Valid pseudo-palindromic path.

Final answer:

2

Example 2

Input:

root = [2,1,1,1,3,null,null,null,null,null,1]

Paths:

  1. [2,1,1]
  2. [2,1,3,1]
  3. [2,1]

Path [2,1,1]

Final parity:

  • 2 appears once
  • 1 appears twice

Only one odd count.

Valid.

Path [2,1,3,1]

Final parity:

  • 2 appears once
  • 3 appears once

Two odd counts.

Invalid.

Final answer:

1

Example 3

Input:

root = [9]

Single node path:

[9]

One odd count is allowed.

Answer:

1

Complexity Analysis

Measure Complexity Explanation
Time O(N) Every node is visited exactly once
Space O(H) Recursive call stack depth equals tree height

The algorithm performs constant time work at each node. Bit toggling and palindrome validation both take O(1) time.

The only extra space comes from recursion depth. In the worst case of a completely skewed tree, the height may become O(N).

Test Cases

# Definition for testing
class TreeNode:
    def __init__(self, val=0, left=None, right=None):
        self.val = val
        self.left = left
        self.right = right

sol = Solution()

# Example 1
root1 = TreeNode(2)
root1.left = TreeNode(3)
root1.right = TreeNode(1)
root1.left.left = TreeNode(3)
root1.left.right = TreeNode(1)
root1.right.right = TreeNode(1)

assert sol.pseudoPalindromicPaths(root1) == 2  # standard example

# Example 2
root2 = TreeNode(2)
root2.left = TreeNode(1)
root2.right = TreeNode(1)
root2.left.left = TreeNode(1)
root2.left.right = TreeNode(3)
root2.left.right.right = TreeNode(1)

assert sol.pseudoPalindromicPaths(root2) == 1  # one valid path

# Example 3
root3 = TreeNode(9)

assert sol.pseudoPalindromicPaths(root3) == 1  # single node tree

# All same values
root4 = TreeNode(1)
root4.left = TreeNode(1)
root4.right = TreeNode(1)
root4.left.left = TreeNode(1)

assert sol.pseudoPalindromicPaths(root4) == 2  # every path valid

# No valid paths
root5 = TreeNode(1)
root5.left = TreeNode(2)
root5.right = TreeNode(3)

assert sol.pseudoPalindromicPaths(root5) == 0  # both paths invalid

# Deep skewed tree
root6 = TreeNode(2)
root6.right = TreeNode(2)
root6.right.right = TreeNode(2)
root6.right.right.right = TreeNode(2)

assert sol.pseudoPalindromicPaths(root6) == 1  # all even counts

# Mixed frequencies
root7 = TreeNode(2)
root7.left = TreeNode(3)
root7.left.left = TreeNode(2)
root7.left.left.left = TreeNode(3)

assert sol.pseudoPalindromicPaths(root7) == 1  # two even counts

# Multiple odd frequencies
root8 = TreeNode(1)
root8.left = TreeNode(2)
root8.left.left = TreeNode(3)

assert sol.pseudoPalindromicPaths(root8) == 0  # three odd counts
Test Why
Example 1 Verifies standard multi-path behavior
Example 2 Tests selective validity among paths
Example 3 Validates single node edge case
All same values Ensures repeated toggling works correctly
No valid paths Confirms rejection logic
Deep skewed tree Tests recursion on linked-list shaped tree
Mixed frequencies Verifies even frequency handling
Multiple odd frequencies Ensures invalid masks are rejected

Edge Cases

Single Node Tree

A tree containing only one node is always pseudo-palindromic because a single value forms a palindrome by itself.
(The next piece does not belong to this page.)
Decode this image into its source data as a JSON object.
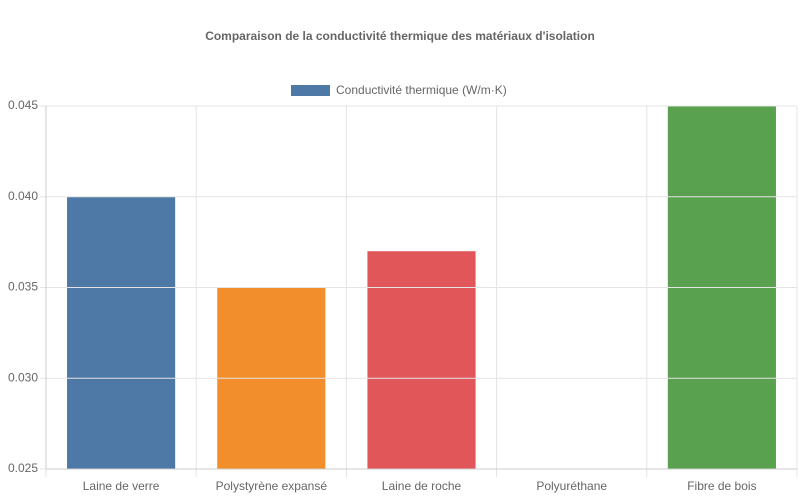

This case can expose bugs if an implementation incorrectly requires zero odd frequencies instead of allowing one odd frequency.
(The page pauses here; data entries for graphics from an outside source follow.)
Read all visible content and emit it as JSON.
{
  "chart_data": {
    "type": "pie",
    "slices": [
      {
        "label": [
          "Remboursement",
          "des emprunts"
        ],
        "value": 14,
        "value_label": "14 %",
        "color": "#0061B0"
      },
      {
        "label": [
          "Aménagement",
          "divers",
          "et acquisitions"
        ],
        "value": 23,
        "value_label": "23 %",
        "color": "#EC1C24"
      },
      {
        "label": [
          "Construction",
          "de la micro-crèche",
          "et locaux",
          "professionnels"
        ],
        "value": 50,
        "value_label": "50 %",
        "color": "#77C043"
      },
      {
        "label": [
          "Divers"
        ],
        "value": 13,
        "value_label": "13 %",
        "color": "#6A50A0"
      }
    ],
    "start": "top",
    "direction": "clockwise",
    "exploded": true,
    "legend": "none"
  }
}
The implementation handles this naturally because a single set bit passes the condition:

mask & (mask - 1) == 0

Completely Skewed Tree

A tree may behave like a linked list where every node has only one child.

This creates maximum recursion depth and tests whether the algorithm still processes paths correctly without branching assumptions.

The DFS implementation works correctly because it simply follows the existing child pointers until reaching the leaf.

Paths With Multiple Odd Frequencies

A path like [1,2,3] cannot form a palindrome because all three digits appear an odd number of times.

Naive implementations sometimes incorrectly check only whether the path length is odd or even.

The bitmask approach avoids this mistake by tracking exact parity information for every digit independently. If more than one bit remains set at the leaf, the path is rejected.